"And Sarah lived one hundred years, twenty years and seven years; these are the years of Sarah's life” (Breisheet 23:1).

A famous rabbinic comment elucidating the triple expression of years teaches that Sarah maintained her stunning beauty, intuitive wisdom and sinless innocence throughout her life. Furthermore, the seemingly superfluous ending of the verse “these are the years of Sarah’s life” teaches, in the words of Rashi, that her years "were all equally good".   

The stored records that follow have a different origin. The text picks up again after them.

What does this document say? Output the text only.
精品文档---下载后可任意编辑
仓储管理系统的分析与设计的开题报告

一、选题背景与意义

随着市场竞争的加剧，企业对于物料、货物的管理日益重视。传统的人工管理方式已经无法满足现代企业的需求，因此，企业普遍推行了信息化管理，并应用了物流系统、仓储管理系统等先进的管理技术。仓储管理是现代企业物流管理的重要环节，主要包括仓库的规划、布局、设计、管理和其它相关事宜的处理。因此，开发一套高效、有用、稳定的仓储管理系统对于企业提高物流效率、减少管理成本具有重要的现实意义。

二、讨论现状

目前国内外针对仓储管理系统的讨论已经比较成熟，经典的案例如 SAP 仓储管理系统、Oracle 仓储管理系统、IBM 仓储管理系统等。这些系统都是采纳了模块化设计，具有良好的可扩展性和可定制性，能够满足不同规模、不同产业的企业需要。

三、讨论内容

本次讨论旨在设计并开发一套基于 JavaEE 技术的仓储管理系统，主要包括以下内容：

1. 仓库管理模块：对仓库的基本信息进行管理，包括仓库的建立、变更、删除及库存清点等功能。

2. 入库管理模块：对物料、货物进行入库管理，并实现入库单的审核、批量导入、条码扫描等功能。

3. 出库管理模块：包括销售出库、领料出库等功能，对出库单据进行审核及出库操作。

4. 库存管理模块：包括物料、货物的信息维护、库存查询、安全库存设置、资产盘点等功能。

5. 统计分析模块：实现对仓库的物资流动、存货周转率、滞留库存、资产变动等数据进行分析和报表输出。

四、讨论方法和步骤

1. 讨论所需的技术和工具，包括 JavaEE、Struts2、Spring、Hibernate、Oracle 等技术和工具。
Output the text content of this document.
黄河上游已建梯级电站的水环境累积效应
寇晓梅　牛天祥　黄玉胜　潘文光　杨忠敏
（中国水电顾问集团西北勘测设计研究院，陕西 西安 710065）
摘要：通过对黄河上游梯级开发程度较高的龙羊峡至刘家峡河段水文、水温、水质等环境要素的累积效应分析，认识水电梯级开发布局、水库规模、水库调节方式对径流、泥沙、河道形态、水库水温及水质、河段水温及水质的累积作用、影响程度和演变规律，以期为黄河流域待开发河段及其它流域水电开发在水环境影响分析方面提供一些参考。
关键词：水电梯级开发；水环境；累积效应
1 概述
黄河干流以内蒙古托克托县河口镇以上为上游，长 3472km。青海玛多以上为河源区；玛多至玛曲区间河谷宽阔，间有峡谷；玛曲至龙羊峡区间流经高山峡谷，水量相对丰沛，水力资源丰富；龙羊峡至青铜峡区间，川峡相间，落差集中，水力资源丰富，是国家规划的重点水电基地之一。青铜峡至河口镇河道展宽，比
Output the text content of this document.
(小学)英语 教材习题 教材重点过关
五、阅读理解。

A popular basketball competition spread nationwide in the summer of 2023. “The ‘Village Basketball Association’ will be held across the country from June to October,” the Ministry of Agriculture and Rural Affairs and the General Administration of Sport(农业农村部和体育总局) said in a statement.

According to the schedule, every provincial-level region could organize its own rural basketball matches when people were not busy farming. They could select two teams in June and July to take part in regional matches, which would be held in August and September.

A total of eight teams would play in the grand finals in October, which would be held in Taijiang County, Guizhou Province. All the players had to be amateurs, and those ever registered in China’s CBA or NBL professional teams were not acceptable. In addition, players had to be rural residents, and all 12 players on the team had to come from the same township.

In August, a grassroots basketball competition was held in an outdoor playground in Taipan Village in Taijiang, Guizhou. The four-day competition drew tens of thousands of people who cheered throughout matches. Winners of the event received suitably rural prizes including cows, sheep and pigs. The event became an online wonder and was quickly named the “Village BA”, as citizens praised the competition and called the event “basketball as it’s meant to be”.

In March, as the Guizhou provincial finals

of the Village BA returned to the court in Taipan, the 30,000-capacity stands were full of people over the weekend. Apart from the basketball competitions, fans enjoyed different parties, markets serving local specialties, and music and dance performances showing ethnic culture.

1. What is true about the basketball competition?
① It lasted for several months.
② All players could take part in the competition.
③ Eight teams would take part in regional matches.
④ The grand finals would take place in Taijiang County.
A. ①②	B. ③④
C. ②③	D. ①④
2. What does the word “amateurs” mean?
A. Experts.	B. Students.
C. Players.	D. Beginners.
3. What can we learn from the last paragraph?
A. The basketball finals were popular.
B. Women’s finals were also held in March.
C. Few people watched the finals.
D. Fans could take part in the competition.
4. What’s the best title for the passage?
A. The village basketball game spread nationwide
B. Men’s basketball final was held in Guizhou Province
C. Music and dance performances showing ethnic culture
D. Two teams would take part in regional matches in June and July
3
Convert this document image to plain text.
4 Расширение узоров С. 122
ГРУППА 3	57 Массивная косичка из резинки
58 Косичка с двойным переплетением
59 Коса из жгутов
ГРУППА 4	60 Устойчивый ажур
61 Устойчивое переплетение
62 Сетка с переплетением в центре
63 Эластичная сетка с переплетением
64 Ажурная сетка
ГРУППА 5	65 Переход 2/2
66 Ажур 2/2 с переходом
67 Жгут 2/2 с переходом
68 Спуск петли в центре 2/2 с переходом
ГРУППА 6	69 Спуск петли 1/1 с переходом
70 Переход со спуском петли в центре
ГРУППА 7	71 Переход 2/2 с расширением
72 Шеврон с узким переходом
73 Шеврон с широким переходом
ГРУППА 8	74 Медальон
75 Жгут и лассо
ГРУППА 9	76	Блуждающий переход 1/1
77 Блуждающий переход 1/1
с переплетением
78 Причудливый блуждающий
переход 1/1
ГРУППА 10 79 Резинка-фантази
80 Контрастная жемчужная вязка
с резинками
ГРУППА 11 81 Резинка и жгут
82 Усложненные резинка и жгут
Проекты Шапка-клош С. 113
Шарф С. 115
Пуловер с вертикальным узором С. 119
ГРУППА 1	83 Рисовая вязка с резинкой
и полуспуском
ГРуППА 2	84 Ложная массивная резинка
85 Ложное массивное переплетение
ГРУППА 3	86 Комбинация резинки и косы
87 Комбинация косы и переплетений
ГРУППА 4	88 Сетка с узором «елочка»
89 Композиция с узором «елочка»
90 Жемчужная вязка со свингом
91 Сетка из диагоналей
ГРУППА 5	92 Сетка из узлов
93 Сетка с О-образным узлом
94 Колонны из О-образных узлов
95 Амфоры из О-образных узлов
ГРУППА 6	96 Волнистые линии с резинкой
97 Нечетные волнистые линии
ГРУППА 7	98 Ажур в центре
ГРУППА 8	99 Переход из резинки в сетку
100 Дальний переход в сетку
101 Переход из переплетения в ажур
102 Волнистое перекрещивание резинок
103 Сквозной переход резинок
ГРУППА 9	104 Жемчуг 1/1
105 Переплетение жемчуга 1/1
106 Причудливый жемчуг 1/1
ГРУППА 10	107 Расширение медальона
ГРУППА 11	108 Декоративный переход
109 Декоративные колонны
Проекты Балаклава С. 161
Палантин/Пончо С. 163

Rav Soloveitchik explains that, for Sarah, these periods of life were not mutually exclusive. Sarah combined the innocence of childhood, the vigour of young adulthood and the maturity of a developed adult throughout her life, all at the same time. Newborn babies, totally dependent on others for survival, develop complete trust in the nurturing parents who take care of their every need. They learn to see the beautiful world that G-d created and recognize that all is "very good". The challenges and difficulties that we all eventually face are years away. Their beautiful naiveté is not yet spoiled by the deceit, the lies and corruption that are so inevitably a part of the human experience. In their youthful enthusiasm, as they enter adolescence and early adulthood and begin to understand the challenges of life, many still see the potential of a world at peace where we work together for the benefit of all.

Alas, as we grow a little older and come face to face with the world of falsehood that surrounds us, we tend to become more realistic. We replace idealism with pragmatism; our focus shifts from the world around us to our own personal world. We may lament the loss of our dreams, but feel hopeless and helpless to do anything about it. It is the rare individual who can remain a young child or mature adolescent at heart, even as their body ages. Sarah was such an individual, and it is she who is the founding mother of the Jewish people.

Sarah had another quality that set her apart. While still a child, she had the maturity, the intellectual rigor, and the sophistication of an adult. She was truly “wise beyond her years”. The true greatness of Sarah was not found in her combination of youthful energy with wisdom gained from a lifetime of experience. It was in her ability to know when to see things as a child and when it was an adult perspective that was needed, when to trust others and when to display a healthy dose of cynicism.

Rav Soloveitchik beautifully explains that this is the difference between two of our most fundamental mitzvoth, prayer and Talmud Torah. One can truly pray only with the heart of a child. Prayer requires that we surrender ourselves to G-d, with complete trust in the only true Provider. One must recognize their total dependence on G-d, that “man is little greater than an animal for all is vanity”. We must be willing (and able) to bare one's souls as we cry out to G-d. Faced with needs, we beseech G-d to provide for us. The sophisticated adult, with defense mechanisms in full force, cannot do so. This may help to explain why our generation finds prayer so difficult. Our amazing accomplishments delude us into believing that we are in control of the world, stifling our understanding that nothing happens without G-d.

On the other hand, we must approach Torah study as adults. Those qualities that make prayer so effective would render our learning superficial. Effective Torah study requires intellectual sophistication, in-depth analysis, creative thinking, and the ability to dig deeply for truth, even if it means disagreeing with our great predecessors. We must display fierce independence in our search for truth. While prayer must engage our hearts, it is our minds that are to be engaged as we learn. 

Rav Soloveitchik was fond of saying that his grandfather, Rav Chaim Soloveitchik, saved Torah in 19th-century Europe by demonstrating that Talmudic learning could compete with—and surpass—the intellectual rigour offered by the best of the scientific world. The Lithuanian yeshiva world emphasized the depth and complexity of Torah, and many Jews who no longer observed Jewish law continued the most enjoyable of intellectual pursuits, the study of Torah.

It is revealing that while the Lithuanian world focused on Torah study, the Chassidic world focused on prayer; it seems as if the two are mutually exclusive. It is the rare person who can follow in the footsteps of Sarah Immenu, praying like a child, learning like an adult, with the energy of youth. May we aim to be such a person.